Here Be Dragons (original) (raw)

kaberett needs to create a geological survey of a few square kilometres of the Lake District this summer. She wants to record observations in the field on paper then transcribe them to a computer somewhere less generally rugged.

To this end, she wants a series of sheets of A4 card, each printed with a National Grid kilometre square of base map. For convenience, this would be at either 1:10,000 (10cm×10cm) or 1:5,000 (20cm×20cm) scale.

She has access to the Edina Digimap OS collection, but their OS Explorer map (1:25,000) squares exploded by a factor of 2½ are pretty pixelated — and give the impression of being a re-scan from paper sheets in any case.

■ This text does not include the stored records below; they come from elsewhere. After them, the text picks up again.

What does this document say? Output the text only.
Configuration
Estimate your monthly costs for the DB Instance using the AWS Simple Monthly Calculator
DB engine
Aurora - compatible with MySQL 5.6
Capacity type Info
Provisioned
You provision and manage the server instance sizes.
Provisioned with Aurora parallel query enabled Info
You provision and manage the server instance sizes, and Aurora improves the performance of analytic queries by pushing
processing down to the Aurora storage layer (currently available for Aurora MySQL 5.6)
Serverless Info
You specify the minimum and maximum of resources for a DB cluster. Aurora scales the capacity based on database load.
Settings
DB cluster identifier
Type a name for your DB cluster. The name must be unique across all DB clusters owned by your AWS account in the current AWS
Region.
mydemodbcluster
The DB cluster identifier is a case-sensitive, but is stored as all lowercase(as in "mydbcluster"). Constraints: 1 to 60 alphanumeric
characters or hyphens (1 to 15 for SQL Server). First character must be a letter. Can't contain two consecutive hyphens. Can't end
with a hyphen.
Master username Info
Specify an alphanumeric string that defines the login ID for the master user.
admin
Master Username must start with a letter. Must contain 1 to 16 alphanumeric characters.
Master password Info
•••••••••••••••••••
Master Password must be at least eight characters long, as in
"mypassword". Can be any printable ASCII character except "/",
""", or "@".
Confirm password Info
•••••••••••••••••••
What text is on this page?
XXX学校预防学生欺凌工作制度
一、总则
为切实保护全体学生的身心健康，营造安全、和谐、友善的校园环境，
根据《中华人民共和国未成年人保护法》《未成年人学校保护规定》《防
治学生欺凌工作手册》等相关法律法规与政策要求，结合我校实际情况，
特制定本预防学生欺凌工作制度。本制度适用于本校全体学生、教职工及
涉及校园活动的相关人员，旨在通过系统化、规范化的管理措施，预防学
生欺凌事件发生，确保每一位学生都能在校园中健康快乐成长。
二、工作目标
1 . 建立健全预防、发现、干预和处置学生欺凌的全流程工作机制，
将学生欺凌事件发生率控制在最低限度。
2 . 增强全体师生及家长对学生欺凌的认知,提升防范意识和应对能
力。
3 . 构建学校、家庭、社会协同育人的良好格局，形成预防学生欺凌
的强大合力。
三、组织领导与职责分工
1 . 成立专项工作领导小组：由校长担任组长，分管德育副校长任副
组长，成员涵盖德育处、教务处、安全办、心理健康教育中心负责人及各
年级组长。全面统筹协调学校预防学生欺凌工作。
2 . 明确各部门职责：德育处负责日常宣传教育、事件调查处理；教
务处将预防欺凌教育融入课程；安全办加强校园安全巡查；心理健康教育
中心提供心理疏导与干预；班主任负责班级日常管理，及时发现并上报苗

I've just taken a look at OS OpenData and downloaded the "OS Street View", "OS VectorMap District (Raster)" and "OS VectorMap District (Vector)" data for a specimen square: the VectorMap raster is cleaner and more detailed than Edina, but lacks paths, fences and — most crucially — contours; the StreetView is still cleaner and more detailed, and does at least have private tracks, but lacks spot heights as well as contours. So far as I can tell without a program that understands it properly, the VectorMap vector data is similar to the raster.

Do any of you know some more effective way to drive either Edina or OS OpenData? Alternatively, is there some other source of mapping data that would be more appropriate?